With LINQ (updated as suggested in comments)

static void Main(string[] args)
{
    var total = Enumerable.Range(0,1000)
                    .Where(counter => (counter%3 == 0) || (counter%5 == 0))
                    .Sum();

    Console.WriteLine(total);
    Console.ReadKey();
}

Answer 3

I like technielogys idea, here's my idea of a modification

static int Euler1 () 
{ 
  int sum = 0; 

  for (int i=3; i<1000; i+=3) 
  {
    if (i % 5 == 0) continue;
    sum+=i; 
  }
  for (int i=5; i<1000; i+=5) sum+=i; 

  return sum; 
} 

Though also comes to mind is maybe a minor heuristic, does this make any improvement?

static int Euler1 () 
{ 
  int sum = 0; 

  for (int i=3; i<1000; i+=3) 
  {
    if (i % 5 == 0) continue;
    sum+=i; 
  }
  for (int i=5; i<250; i+=5)
  {
    sum+=i;
  }
  for (int i=250; i<500; i+=5)
  {
    sum+=i;
    sum+=i*2;
    sum+=(i*2)+5;
  }

  return sum; 
} 

Answer 4

You can do something like this:

Func<int,int> Euler = total=> 
    new List<int>() {3,5}
        .Select(m => ((int) (total-1) / m) * m * (((int) (total-1) / m) + 1) / 2)
        .Aggregate( (T, m) => T+=m);

You still have the double counting problem. I'll think about this a little more.

Edit:

Here is a working (if slightly inelegant) solution in LINQ:

        var li = new List<int>() { 3, 5 };
        Func<int, int, int> Summation = (total, m) => 
           ((int) (total-1) / m) * m * (((int) (total-1) / m) + 1) / 2;

        Func<int,int> Euler = total=> 
            li
                .Select(m => Summation(total, m))
                .Aggregate((T, m) => T+=m)
            - Summation(total, li.Aggregate((T, m) => T*=m));

Can any of you guys improve on this?

Explanation:

Remember the summation formula for a linear progression is n(n+1)/2. In the first case where you have multiples of 3,5 < 10, you want Sum(3+6+9,5). Setting total=10, you make a sequence of the integers 1 .. (int) (total-1)/3, and then sum the sequence and multiply by 3. You can easily see that we're just setting n=(int) (total-1)/3, then using the summation formula and multiplying by 3. A little algebra gives us the formula for the Summation functor.

Answer 5

I haven't written any Java in a while, but this should solve it in constant time with little overhead:

public class EulerProblem1
{
    private static final int EULER1 = 233168;
    // Equal to the sum of all natural numbers less than 1000
    // which are multiples of 3 or 5, inclusive.

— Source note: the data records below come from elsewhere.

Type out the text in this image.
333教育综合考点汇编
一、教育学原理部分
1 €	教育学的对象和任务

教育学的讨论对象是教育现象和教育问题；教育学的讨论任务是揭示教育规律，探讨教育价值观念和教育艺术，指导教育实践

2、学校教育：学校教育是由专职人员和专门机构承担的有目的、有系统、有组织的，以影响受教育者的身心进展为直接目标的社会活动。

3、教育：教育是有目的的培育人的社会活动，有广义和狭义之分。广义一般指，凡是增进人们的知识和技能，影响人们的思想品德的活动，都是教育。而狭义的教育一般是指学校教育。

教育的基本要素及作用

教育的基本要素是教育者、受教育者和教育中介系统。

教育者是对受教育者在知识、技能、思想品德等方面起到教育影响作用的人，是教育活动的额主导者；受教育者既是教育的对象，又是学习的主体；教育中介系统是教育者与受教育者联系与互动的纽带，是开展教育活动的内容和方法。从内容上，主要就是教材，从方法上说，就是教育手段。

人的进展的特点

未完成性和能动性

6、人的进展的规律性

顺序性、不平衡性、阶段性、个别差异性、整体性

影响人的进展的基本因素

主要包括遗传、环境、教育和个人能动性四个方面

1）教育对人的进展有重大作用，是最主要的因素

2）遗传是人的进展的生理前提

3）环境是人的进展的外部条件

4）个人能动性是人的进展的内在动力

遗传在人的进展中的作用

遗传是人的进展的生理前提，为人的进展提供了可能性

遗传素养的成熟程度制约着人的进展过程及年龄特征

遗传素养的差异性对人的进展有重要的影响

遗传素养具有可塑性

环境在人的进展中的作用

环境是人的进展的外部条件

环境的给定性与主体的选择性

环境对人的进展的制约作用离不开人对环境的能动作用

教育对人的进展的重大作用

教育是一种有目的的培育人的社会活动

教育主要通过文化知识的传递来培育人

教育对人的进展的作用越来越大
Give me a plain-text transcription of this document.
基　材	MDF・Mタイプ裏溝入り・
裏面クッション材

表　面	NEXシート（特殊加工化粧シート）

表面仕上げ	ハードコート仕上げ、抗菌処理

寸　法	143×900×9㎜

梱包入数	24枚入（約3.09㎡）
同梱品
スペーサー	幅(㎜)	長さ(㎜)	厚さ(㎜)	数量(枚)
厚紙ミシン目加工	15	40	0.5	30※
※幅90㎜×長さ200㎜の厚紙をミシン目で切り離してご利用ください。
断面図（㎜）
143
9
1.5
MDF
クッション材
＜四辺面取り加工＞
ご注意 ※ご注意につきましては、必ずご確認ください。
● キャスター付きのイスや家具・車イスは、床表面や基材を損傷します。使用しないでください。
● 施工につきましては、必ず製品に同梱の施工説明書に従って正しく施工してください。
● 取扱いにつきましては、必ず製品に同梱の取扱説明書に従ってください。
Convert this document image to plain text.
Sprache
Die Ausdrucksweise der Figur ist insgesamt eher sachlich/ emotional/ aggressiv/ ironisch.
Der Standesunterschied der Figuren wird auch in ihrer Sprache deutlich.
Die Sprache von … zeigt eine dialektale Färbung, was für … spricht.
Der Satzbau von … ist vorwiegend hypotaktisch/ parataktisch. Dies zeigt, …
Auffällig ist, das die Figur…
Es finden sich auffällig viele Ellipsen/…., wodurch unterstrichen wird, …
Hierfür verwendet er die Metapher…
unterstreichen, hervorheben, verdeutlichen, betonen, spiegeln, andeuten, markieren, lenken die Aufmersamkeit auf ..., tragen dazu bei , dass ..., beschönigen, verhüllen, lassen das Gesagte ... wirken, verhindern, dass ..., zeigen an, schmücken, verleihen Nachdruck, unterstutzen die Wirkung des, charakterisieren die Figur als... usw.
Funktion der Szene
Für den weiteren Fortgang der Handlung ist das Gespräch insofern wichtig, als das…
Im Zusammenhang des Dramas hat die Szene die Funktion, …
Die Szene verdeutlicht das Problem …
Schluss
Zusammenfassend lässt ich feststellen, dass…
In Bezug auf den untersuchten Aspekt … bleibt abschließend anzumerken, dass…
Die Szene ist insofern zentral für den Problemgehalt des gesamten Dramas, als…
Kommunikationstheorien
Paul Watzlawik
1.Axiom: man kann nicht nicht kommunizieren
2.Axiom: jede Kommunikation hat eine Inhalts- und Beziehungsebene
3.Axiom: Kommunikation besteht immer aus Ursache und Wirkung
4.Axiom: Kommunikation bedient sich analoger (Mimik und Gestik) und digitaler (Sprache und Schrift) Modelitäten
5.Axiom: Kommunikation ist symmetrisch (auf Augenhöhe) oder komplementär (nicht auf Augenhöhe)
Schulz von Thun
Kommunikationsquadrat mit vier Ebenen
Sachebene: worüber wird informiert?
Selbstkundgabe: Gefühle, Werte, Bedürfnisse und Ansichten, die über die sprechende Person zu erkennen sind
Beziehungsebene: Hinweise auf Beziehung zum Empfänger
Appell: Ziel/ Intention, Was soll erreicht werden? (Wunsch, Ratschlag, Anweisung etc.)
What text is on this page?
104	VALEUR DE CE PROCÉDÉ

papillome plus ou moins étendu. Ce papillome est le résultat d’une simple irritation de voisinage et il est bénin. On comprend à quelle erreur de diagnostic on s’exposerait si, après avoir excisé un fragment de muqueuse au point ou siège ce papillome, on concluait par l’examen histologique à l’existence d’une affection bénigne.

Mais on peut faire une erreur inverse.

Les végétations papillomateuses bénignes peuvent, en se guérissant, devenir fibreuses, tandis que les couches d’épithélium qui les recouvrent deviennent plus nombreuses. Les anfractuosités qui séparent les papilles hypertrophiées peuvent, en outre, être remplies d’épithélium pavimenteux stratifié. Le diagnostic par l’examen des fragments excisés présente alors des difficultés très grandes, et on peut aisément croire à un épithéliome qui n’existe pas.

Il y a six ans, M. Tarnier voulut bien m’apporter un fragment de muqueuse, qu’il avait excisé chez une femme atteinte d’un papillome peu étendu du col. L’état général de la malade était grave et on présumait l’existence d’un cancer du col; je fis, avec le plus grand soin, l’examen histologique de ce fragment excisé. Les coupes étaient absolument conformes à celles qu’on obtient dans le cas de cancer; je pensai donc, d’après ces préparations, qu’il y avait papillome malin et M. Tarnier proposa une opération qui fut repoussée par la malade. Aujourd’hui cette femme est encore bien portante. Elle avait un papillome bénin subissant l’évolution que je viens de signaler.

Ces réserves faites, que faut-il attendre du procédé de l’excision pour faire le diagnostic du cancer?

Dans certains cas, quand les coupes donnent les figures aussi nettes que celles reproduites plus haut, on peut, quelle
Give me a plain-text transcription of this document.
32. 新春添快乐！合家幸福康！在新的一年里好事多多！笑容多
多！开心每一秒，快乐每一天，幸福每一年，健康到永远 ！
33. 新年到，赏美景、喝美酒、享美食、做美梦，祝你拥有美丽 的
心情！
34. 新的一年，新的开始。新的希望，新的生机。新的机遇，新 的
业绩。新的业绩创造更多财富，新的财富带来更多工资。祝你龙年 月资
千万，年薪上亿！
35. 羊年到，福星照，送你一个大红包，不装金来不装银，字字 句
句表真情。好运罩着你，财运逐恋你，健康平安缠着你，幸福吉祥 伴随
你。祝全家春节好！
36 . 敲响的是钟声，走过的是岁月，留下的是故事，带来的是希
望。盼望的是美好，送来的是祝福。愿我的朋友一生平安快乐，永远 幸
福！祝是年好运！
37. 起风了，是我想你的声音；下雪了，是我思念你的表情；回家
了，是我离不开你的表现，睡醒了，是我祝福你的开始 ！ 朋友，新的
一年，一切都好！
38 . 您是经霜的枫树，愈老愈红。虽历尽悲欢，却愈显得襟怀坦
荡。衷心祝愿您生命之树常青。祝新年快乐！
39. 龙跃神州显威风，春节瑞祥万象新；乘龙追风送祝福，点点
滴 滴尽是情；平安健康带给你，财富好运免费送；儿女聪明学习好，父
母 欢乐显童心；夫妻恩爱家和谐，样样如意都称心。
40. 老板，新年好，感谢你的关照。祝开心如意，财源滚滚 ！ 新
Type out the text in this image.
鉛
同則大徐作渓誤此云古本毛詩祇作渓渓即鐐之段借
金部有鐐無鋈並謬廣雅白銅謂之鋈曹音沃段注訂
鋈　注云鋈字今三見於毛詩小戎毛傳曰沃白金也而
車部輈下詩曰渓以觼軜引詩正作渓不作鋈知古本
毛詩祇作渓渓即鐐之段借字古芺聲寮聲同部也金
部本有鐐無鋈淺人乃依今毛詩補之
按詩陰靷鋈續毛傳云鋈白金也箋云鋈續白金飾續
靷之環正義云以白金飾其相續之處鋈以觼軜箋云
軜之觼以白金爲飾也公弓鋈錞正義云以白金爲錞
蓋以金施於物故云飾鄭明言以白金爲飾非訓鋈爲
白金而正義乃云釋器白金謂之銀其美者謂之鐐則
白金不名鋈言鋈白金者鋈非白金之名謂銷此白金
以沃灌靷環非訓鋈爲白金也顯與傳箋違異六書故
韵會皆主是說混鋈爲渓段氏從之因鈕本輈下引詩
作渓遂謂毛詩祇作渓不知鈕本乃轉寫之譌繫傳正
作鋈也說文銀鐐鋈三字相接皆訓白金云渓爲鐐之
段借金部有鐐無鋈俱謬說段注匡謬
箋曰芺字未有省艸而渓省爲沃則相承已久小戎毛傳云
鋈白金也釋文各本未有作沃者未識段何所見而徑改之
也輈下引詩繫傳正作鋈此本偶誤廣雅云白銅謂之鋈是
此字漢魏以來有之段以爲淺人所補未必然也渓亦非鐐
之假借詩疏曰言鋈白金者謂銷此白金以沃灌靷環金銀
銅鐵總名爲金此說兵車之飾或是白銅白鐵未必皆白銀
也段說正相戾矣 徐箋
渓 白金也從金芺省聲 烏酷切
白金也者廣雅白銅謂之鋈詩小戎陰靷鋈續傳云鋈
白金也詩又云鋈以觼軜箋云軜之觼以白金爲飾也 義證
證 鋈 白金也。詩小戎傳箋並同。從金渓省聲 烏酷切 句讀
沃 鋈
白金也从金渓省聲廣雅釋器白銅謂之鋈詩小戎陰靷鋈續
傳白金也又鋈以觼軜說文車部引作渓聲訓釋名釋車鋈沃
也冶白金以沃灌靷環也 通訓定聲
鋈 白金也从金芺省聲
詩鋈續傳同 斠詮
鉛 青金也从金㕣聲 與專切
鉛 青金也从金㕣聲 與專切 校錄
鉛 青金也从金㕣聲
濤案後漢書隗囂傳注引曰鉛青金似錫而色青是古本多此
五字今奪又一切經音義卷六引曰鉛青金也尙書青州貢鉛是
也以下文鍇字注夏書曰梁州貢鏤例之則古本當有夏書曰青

    public static void main(String[] args)
    {
        System.out.println(EULER1);
    }
}

EDIT: Here's a C implementation, if every instruction counts:

#define STDOUT     1
#define OUT_LENGTH 8

int main (int argc, char **argv)
{
    const char out[OUT_LENGTH] = "233168\n";
    write(STDOUT, out, OUT_LENGTH);
}

Notes:

• There's no error handling on the call to write. If true robustness is needed, a more sophisticated error handling strategy must be employed. Whether the added complexity is worth greater reliability depends on the needs of the user.
• If you have memory constraints, you may be able to save a byte by using a straight char array rather than a string terminated by a superfluous null character. In practice, however, out would almost certainly be padded to 8 bytes anyway.
• Although the declaration of the out variable could be avoided by placing the string inline in the write call, any real compiler willoptimize away the declaration.
• The write syscall is used in preference to puts or similar to avoid the additional overhead. Theoretically, you could invoke the system call directly, perhaps saving a few cycles, but this would raise significant portability issues. Your mileage may vary regarding whether this is an acceptable tradeoff.

Answer 6

Here's a transliteration of my original F# solution into C#. Edited: It's basically mbeckish's solution as a loop rather than a function (and I remove the double count). I like mbeckish's better.

static int Euler1 ()
{
  int sum = 0;

  for (int i=3; i<1000; i+=3) sum+=i;
  for (int i=5; i<1000; i+=5) sum+=i;
  for (int i=15; i<1000; i+=15) sum-=i;

  return sum;
}

Here's the original:

let euler1 d0 d1 n =
  (seq {d0..d0..n}       |> Seq.sum) +
  (seq {d1..d1..n}       |> Seq.sum) -
  (seq {d0*d1..d0*d1..n} |> Seq.sum)

let result = euler1 3 5 (1000-1)